Small zeros of quadratic forms modulo \(p\). (Q1825226)

Let \(Q(x)\) be a quadratic form in \(n\) variables, and \(p\) a prime not dividing \(\det Q\). Write \(Q^{-1}(x)\) for the form whose matrix is inverse to that of \(Q\), modulo \(p\). It is shown that, for even \(n\), there is a non-zero integer vector \(x\) with \(| x| \ll p^{1/2}\), for which either \(p | Q(x)\) or \(p | Q^{-1}(x)\).
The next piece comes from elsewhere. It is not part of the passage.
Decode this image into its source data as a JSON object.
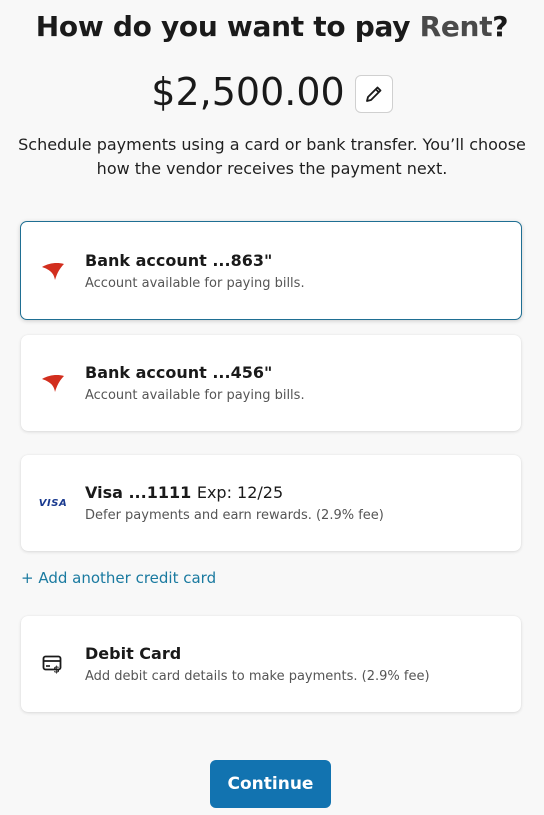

It is conjectured that, for \(n\geq 4\) one can find such an \(x\) with \(p | Q(x)\), and this is proved whenever \(Q\) is a sum of two forms in disjoint sets of \(r\) and \(n-r\) variables with \(2\leq r\leq n-2\). Finally, when \(n>3+4 \log p/\log 2\), it is shown that \(p | Q(x)\) has a non-zero solution with \(| x| <p^{1/2}\). The proofs use two quite different methods, due to the reviewer [Glasg. Math. J. 27, 87--93 (1985; Zbl 0581.10008)] and \textit{A. Schinzel}, \textit{H. P. Schlickewei} and \textit{W. M. Schmidt} [Acta Arith. 37, 241--248 (1980; Zbl 0446.10026)], respectively.